That time of month comes again and, with it, brings disappointment and a deep sorrow. I’ve experienced this for five years before my daughter was born. Many women struggling to have a baby will understand immediately what I mean.
It took me five years to have my daughter. With it came heartache, grief, frustration, a lot of tears and many tests, pokes and prods for both my husband and myself.
Not being able to get pregnant is a very hard test to go through. It leaves you shattered and broken at times. What is worse is when everyone around you seems to be pregnant. Some don’t want to even tell you in case you give them the “evil eye”. Others seem to rub salt into the wound, ‘they only have to look at their husband and they are pregnant’! Oh yes, I have heard so many cold, piercing comments like that.
My daughter finally came after 5 years of trying and just as we were about to undergo treatment. We were ecstatic and over the moon. It was the biggest proof that when Allah says “be” it simply happens! SubhanAllah.
After the birth of our daughter, our plan was to wait a few months and then try again as it took so long for us to get our first baby.
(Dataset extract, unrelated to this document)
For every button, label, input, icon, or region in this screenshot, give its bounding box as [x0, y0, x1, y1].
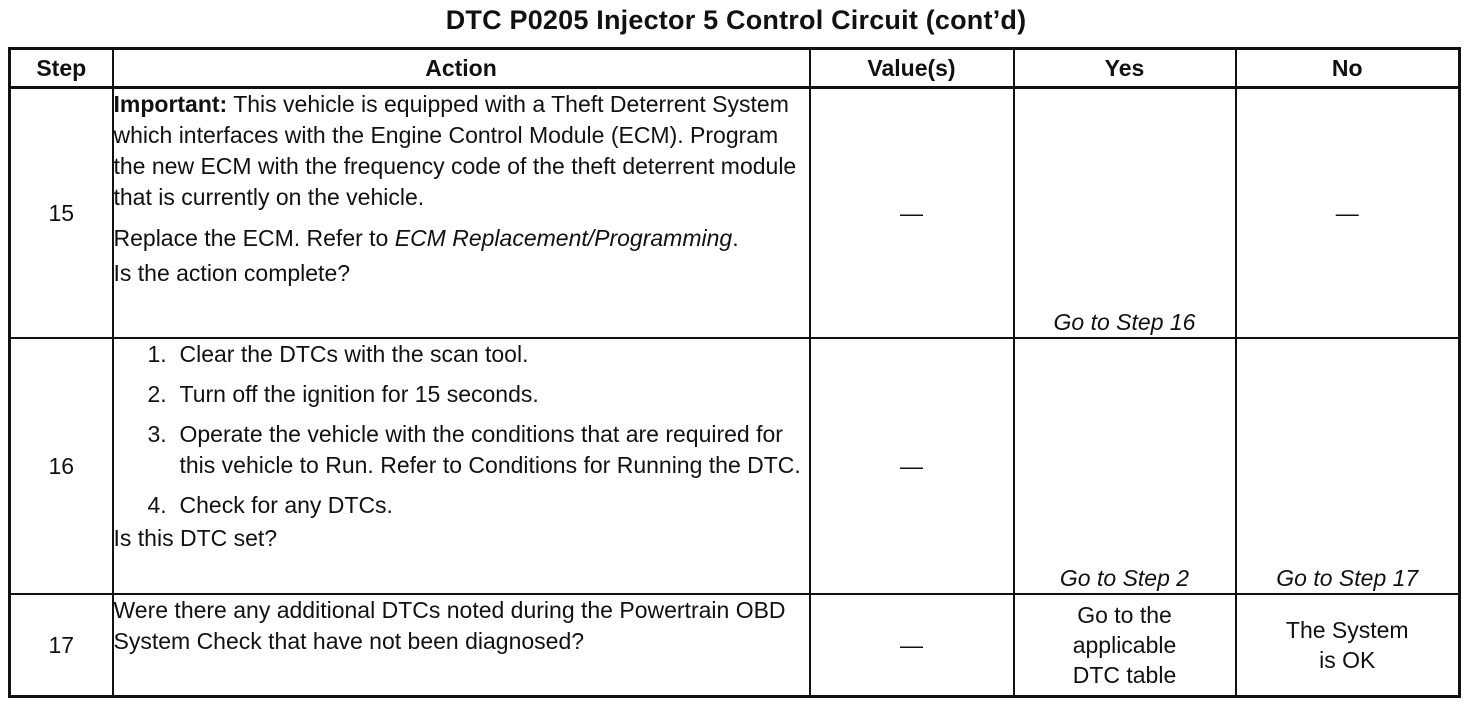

We soon realized though, that we are not in control of our lives, as we might like to think, and I was diagnosed with breast cancer. So after the treatment and a wait of 3 years to make sure there was no recurrence, we were given the go ahead to try again. We are back to square one again because it simply isn’t happening and time is not on our side like before, as I am older.
However, what is on our side is the experience of last time. What we have learned from it and how we learned to handle the heartbreak of having a period every month. And it is exactly this advice I would like to share with sisters who are struggling to have a baby, whether it is their first or second.
1- First and foremost, never stop making dua.
Every night before I sleep, I ask Allah to send us a baby. It can become so hard and we can become so depressed that sometimes we just give up. I am reminded, though, of how Prophet Ibrahim (AS) never stopped making dua for a child and Allah accepted his dua when he least expected it.
2- Have that time to grieve when the period comes.
This may sound weird, but if you hold the emotions in, it is going to make you more and more depressed. Every time my time of the month comes, I allow myself to be sad for a couple of days to let out the emotion of heartbreak. I am then able to pick myself up after a couple of days, focus on the blessings I have in my life and keep the hope and faith that it will happen when it is meant to happen.
3- Treat yourself.
When I am having my “sad days” I focus on myself to pull myself up. I will eat my favorite snacks, buy myself a little treat or just pamper myself with a beauty treatment, a good book and a long bath. These things pick me up, and it is what we need from time to time, to make ourselves feel better.
4- Be open with your husband.
He is going through this as well. Each of you is there to support the other one. You can also treat yourselves with a date night. This should be making you both stronger as a couple and not driving you a part.